Reconozco con pesadumbre (no con humildad) que por
más esfuerzos que he aplicado durante años a las tesis espacio-temporales de
Albert Einstein jamás he logrado entenderlas. Me faltan sin duda matemáticas,
física y capacidad de abstracción: no son carencias que resulten fáciles de
difuminar. Tal vez por eso me he cogido esta voluminosa propuesta biográfica de
Walter Isaacson sobre el genio de Ulm: con la ilusión de que me asaltase la luz
sobre su figura y sus ideas.
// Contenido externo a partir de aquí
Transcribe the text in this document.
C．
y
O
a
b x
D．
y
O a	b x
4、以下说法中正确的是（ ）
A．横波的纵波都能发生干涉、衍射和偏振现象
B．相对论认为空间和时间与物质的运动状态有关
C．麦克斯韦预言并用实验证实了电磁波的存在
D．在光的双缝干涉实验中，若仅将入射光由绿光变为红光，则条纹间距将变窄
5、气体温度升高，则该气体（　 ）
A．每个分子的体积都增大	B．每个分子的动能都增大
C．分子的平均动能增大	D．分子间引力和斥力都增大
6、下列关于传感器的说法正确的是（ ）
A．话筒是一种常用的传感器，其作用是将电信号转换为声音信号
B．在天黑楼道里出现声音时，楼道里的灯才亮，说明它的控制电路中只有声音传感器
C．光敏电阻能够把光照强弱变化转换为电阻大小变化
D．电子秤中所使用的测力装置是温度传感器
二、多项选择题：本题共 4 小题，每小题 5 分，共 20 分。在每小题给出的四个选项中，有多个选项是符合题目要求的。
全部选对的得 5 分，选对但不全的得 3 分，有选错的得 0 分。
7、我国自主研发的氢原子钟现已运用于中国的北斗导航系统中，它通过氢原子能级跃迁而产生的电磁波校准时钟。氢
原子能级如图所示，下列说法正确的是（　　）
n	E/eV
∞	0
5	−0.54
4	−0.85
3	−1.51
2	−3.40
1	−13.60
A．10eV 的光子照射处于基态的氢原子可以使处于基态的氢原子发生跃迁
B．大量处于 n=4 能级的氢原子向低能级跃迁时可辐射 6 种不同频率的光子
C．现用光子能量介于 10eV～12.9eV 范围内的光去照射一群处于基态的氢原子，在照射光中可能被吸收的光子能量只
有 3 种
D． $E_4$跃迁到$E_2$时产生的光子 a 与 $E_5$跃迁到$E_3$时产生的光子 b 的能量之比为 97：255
Sería hermoso decir que he logrado mi propósito,
pero faltaría a la verdad si lo pregonase.
He entendido, eso sí, cómo un cuerpo de enorme masa
puede deformar el espacio-tiempo a su alrededor a través de una metáfora
hermosa y simple: una pesada bola colocada sobre un colchón curva el colchón y provoca que otras
bolas menores se acerquen a ella, fruto de la inclinación. Es tan sencillo que
me avergüenza no haberlo captado antes.
Y he aprendido también un buen caudal de detalles
sobre la vida de este físico teórico. Por ejemplo, que sus expedientes
académicos demuestran que sus famosas malas notas constituyen una información
errónea. Siempre fue, en letras y en ciencias, un excelente estudiante (página
43). Por ejemplo, que pasaron nueve años desde su graduación sin que nadie le
ofreciera un puesto como profesor universitario. De hecho, incluso habían
pasado cuatro desde su célebre artículo de 1905, donde sentaba las bases de la
Relatividad (páginas 81-82). Por ejemplo, que tuvo una hija llamada Lieserl, de
la que pronto se perdió la pista, porque la dieron en aparente adopción de
forma misteriosa (páginas 115-116). Por ejemplo, que Einstein frecuentó en
Praga la tertulia de Bertha Fanta, a la que también asistía un chico timidísimo
llamado Franz Kafka. Por ejemplo, que tuvo infinidad de líos amorosos con
amigas, secretarias y algunas admiradoras. O que, por referirme a una última
anécdota chocante, no sabía nadar.
Y para los amantes de las anécdotas curiosas, hay
en la página 130 una que vale su peso en oro: habla Walter Isaacson del número
de Avogadro (el número de moléculas que se estima que contiene un mol de gas) y
lo sitúa en 6’02214 . 1023. Por tratarse de una cantidad
elevadísima, y para que nos hagamos una idea de ella, escribe: “Si se
esparciera esa misma cantidad de palomitas de maíz sin abrir por todo el
territorio estadounidense, formaría una capa de más de 14 kilómetros de
espesor”. Alucinante.
Un volumen, por tanto, lleno de curiosidades y
datos estimulantes para quienes desean conocer un poco mejor la textura
científica del mundo en el que vivimos. Y que, como es natural, puede
completarse con otras lecturas del mismo tipo. Yo ya estoy buscando la
siguiente.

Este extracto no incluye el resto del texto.